A imprensa casa-grande

Guilherme Silva*

A atual conjuntura tem uma personagem pilar da sua formação, a imprensa comercial. Aquela que deu o golpe e elegeu Bolsonaro. De 2014 a 2016, ocorreu o maior erro de apuração jornalística da história da imprensa brasileira. Todos os maiores veículos do Brasil, não apenas compraram a versão da quadrilha Lava Jato, sem questionar, bem como elevaram à condição de estrelas meliantes que ofenderam e expuseram o Ministério Público Federal e a 13ª Vara de Curitiba.

Qual a explicação dos mais famosos jornalistas da imprensa rica para o que se revelou a Lava Jato? Hoje, ela é mundialmente reconhecida como uma farsa urdida e executada pelos capitães donatários do Brasil, cuja bestialidade e o ódio contra a senzala estão expressos nos 521 anos de escravidão, dos quais, 400 extintos oficialmente. A L. J. existiu para atender a interesses estrangeiros, sabujismo atávico da classe dominante brasileira. Foram dois anos de intenso bombardeio única e exclusivamente contra o Partido dos Trabalhadores, entre todos os partidos citados no teatrinho.

Corrupção não se discute, combate-se. Não há justificativa. E foi isso que o PT fez. Valorizou os órgãos de fiscalização, controle e repressão ao crime, tanto materialmente, quanto com a garantia de autonomia. Todavia, o PP foi recordista em número de quadros citados na Lava Jato. A invisibilidade nos sucessivos capítulos da novela diária do Jornal Nacional, deu a eles a oportunidade de reeleição, pela mesma sigla, inclusive. Isso sem contar os tucanos, que passaram incólumes. Afinal de contas, não é de bom tom, como disse o juiz ladrão, melindrar aliado.

Não há Ray Ban que suavize a rutilância dos fatos que provam a suspeição do Moro, que pulverizaram as convicções de Dallagnol e fazem Lula alcançar a 22ª e última vitória na justiça contra a farsa orquestrada por uma quadrilha de traidores, que entregaram o país ao mercado financeiro, sob a assessoria agressiva e despudorada dessa parte da imprensa. Somente uma grande e bem montada estrutura de mentiras é capaz de sustentar a invisibilidade e esconder o mau cheiro que exala da putrefata quadrilha de Curitiba.

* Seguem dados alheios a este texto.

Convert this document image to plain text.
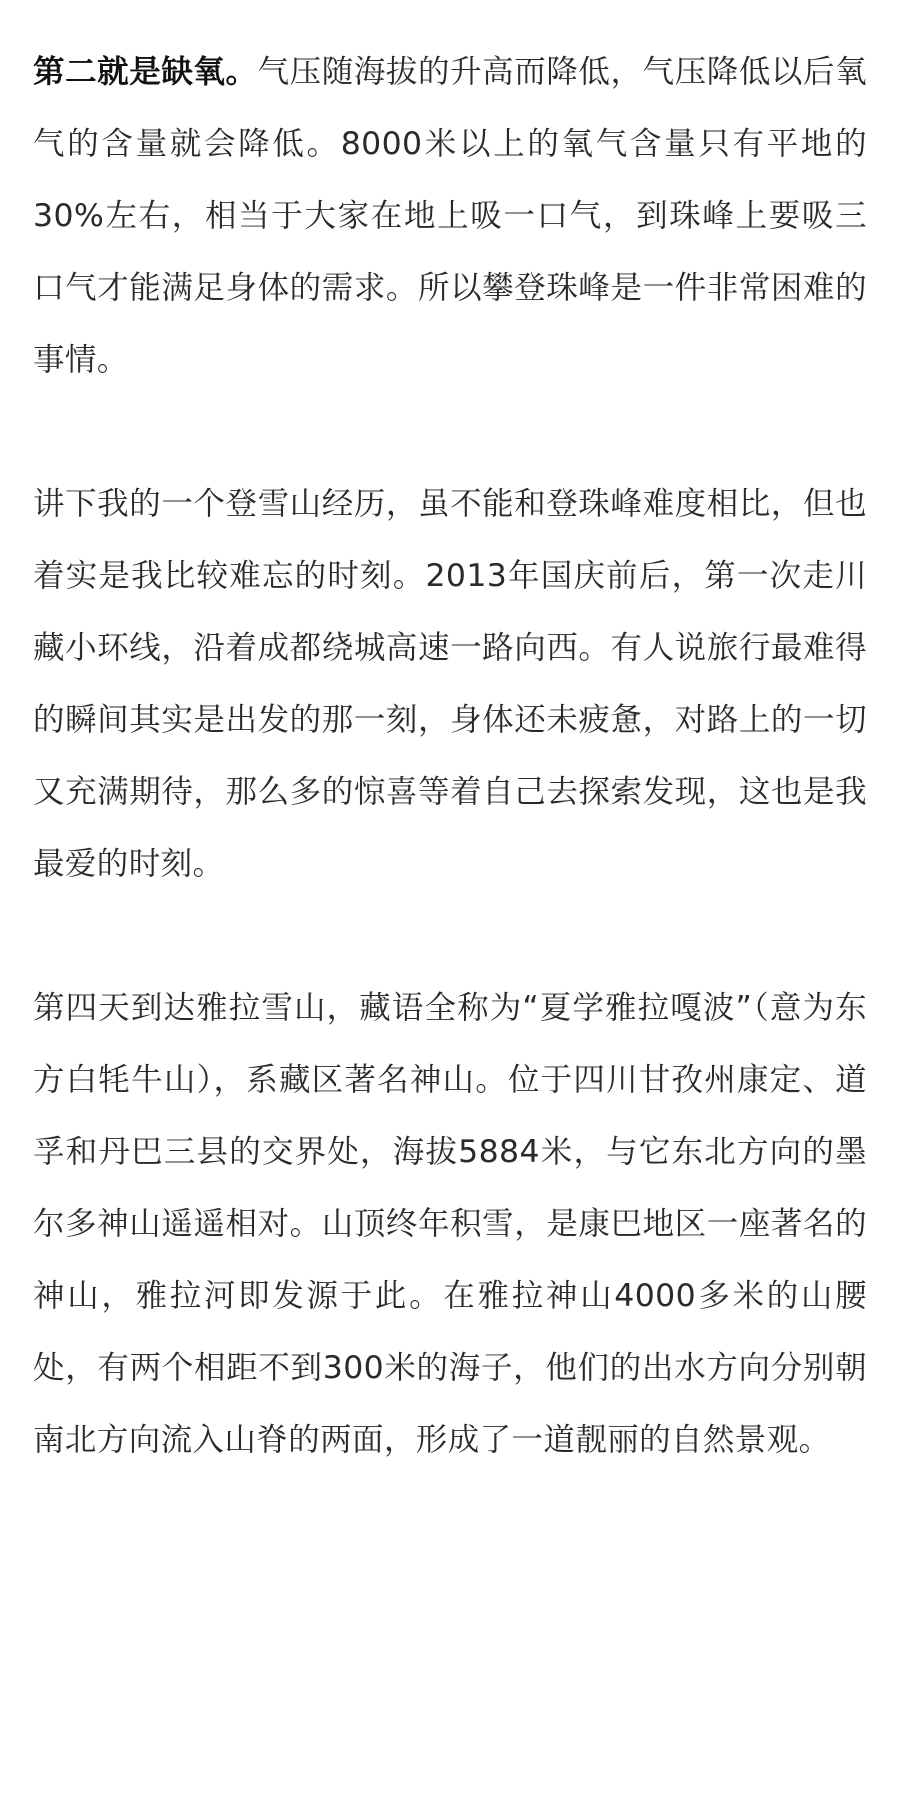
第二就是缺氧。气压随海拔的升高而降低，气压降低以后氧气的含量就会降低。8000米以上的氧气含量只有平地的30%左右，相当于大家在地上吸一口气，到珠峰上要吸三口气才能满足身体的需求。所以攀登珠峰是一件非常困难的事情。

讲下我的一个登雪山经历，虽不能和登珠峰难度相比，但也着实是我比较难忘的时刻。2013年国庆前后，第一次走川藏小环线，沿着成都绕城高速一路向西。有人说旅行最难得的瞬间其实是出发的那一刻，身体还未疲惫，对路上的一切又充满期待，那么多的惊喜等着自己去探索发现，这也是我最爱的时刻。

第四天到达雅拉雪山，藏语全称为“夏学雅拉嘎波”（意为东方白牦牛山），系藏区著名神山。位于四川甘孜州康定、道孚和丹巴三县的交界处，海拔5884米，与它东北方向的墨尔多神山遥遥相对。山顶终年积雪，是康巴地区一座著名的神山，雅拉河即发源于此。在雅拉神山4000多米的山腰处，有两个相距不到300米的海子，他们的出水方向分别朝南北方向流入山脊的两面，形成了一道靓丽的自然景观。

Dos jornalões, não se pode esperar qualquer retratação porque são a legítima representação dos interesses da casa-grande. Aos donos, não importa como suas marcas passarão para a história, pois não são veículos de imprensa, mas apenas empresas destinadas à manipulação da opinião pública para preservar e ampliar os privilégios de classe. Porém, conteúdo não brota nos espaços dos veículos. Ele é construído por profissionais que têm como princípio basilar do seu labor, ou deveriam ter, a exigente apuração dos fatos.

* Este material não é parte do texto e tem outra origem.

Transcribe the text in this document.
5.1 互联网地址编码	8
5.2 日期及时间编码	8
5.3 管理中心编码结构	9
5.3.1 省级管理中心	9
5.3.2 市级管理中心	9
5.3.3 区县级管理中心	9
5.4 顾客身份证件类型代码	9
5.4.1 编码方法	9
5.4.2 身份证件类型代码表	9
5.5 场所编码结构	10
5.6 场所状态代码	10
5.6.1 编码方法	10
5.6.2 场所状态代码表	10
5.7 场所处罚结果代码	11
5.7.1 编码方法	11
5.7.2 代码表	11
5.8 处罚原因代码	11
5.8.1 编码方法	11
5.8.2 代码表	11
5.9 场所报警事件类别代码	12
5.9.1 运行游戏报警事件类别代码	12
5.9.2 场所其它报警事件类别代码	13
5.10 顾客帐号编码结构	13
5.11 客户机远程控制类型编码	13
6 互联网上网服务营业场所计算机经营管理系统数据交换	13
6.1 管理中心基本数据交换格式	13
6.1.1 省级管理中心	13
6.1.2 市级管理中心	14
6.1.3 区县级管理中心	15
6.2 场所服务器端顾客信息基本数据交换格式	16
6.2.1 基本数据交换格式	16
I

Jornalistas prestigiados, independentemente da competência para tal, foram correia de transmissão de uma operação que, oficialmente, corria em segredo de justiça. Às seis da manhã, chegavam com os agentes da Polícia Federal onde seriam cumpridos mandados de prisão e/ou de busca e apreensão. Não importava quem fosse, tivesse feito ou não, as matérias sempre sugeriram que era uma corrupção sistêmica do PT, ainda que o preso não tivesse qualquer relação com o partido.

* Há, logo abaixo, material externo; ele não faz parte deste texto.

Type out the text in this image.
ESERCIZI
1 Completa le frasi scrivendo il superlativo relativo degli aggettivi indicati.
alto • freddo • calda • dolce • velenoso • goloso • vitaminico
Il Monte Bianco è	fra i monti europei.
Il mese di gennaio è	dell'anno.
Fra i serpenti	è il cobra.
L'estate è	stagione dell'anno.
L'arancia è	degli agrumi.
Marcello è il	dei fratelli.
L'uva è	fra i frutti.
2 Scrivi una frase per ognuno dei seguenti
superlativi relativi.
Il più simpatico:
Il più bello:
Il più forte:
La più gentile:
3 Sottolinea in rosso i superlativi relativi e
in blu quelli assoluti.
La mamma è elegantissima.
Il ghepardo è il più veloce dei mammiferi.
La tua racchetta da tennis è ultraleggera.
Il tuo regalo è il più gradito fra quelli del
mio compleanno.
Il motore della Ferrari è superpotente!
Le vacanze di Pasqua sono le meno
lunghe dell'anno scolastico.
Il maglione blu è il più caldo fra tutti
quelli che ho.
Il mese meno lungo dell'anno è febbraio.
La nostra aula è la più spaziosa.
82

Sem apurar, muitos jornalistas acusaram, julgaram e condenaram o PT e seus quadros, posteriormente inocentados. Devem a pessoas e a instituições retratação pela falha na apuração e a consequente execração pública. Não é necessário aprofundar nos exemplos de hostilidade para lembrar os ataques de colunistas renomados, que diziam o que bem entendiam, sem comprovação, desde que em consonância com a farsa., Hoje, estão todos calados. Perderam as fontes?

Não era necessário apurar, porque a quantidade de ódio inoculada na população contra o PT impediria que alguém desse ouvidos a qualquer versão que não fosse a favor da operação e contra o partido. Há um renomado jornalista que, do alto da sua, até então, inabalável credibilidade, confiando cegamente em Moro e Dallagnol, cunhou a expressão “petralha”. Até hoje, o arrogante disseminador de ódio e mentiras não se retratou com a sociedade, a quem ele enganou e deve satisfações e nem com o PT, a quem vilipendiou. O mesmo jornalista já mais de uma vez cobrou autocrítica de Lula, mas ainda não fez a sua.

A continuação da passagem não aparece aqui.